= Palokë Nika =

Albanian athlete, sports events organizer, footballer, referee, and sports journalist

Palokë Nikaj (1892–1961) was a 20th-century Albanian athlete, sports events organizer, footballer, referee, and sports journalist. His pioneering activities in sports made him one of the most notable figures in organized sports in Albania. He is recognized as one of the most important initiators of the creation of KF Vllaznia Shkodër, but he also helped create KF Tirana, by being its first coach.

==Life==
Palokë Nika was born in 1892 in Gimaj, Shalë. In 1908, while pursuing a secondary college, he played at a local team in Piedmont, Italy. Later, he became the captain of Indipendenca Shkodër, a local football team, located in Shkodër, Albania. In spring 1913, Indipendenca Shkodër played an unusual game against a selection of footballers of the Austro-Hungarian Imperial Navy, which at that time was in Albania, in order to guarantee the borders of the newly created country. In 1919, Nika was one of the founders of KF Vllaznia Shkodër of which he was also captain and coach.

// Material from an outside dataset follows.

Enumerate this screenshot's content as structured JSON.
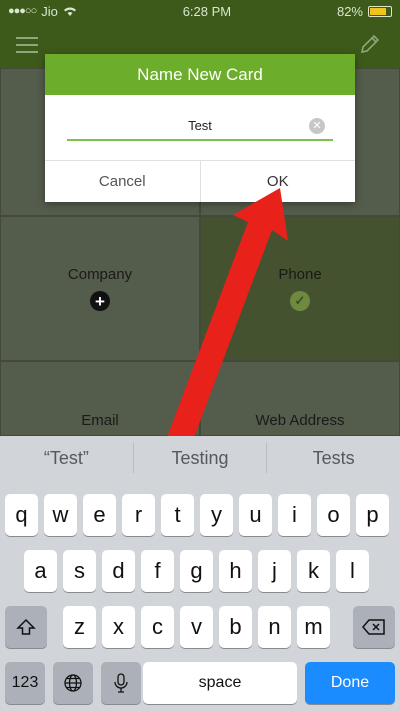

In 1920, after having helped create the newly formed KF Tirana, which he also coached, he initiated a friendly match between KF Tirana and Juventus Shkodër, which was a selection of players from Bashkimi Shkodran, later to be known as KF Vllaznia Shkodër.

On June 13, 1920, Nika organized and won first place in the first public running competition of a 4200m distance in Shkodër, where 25 runners participated. One month later, on July 4, 1920, Luigj Gurakuqi organized again in Shkodër another public race, of 8 km distance, which was won by Nika.

In 1923 Nika won a mini-marathon of 16 km in Tirana.

Nika organized in May 1920 the first biking event in Albania, a Shkodër-Koplik and return. In August 1920 he organized another race, Shkodër-Tirana. In 1925 he organized the first biking national tour for amateurs in Europe, a race of 1,000 km that would go through 14 Albanian cities. The race involved 25 bike runners. Nika was the main referee of the tour, besides being its sports director. The second tour of Albania occurred in 1936, and its sports director was again Nika.

Nika was also a journalist. He published Gazeta e Sportit during 1925 and 1926.

==Legacy==
The municipality of Shkodër awards the "Paloke Nika Prize" to individuals (athletes and coaches) who leave a rich legacy in sports, while a street in his native city bears his name.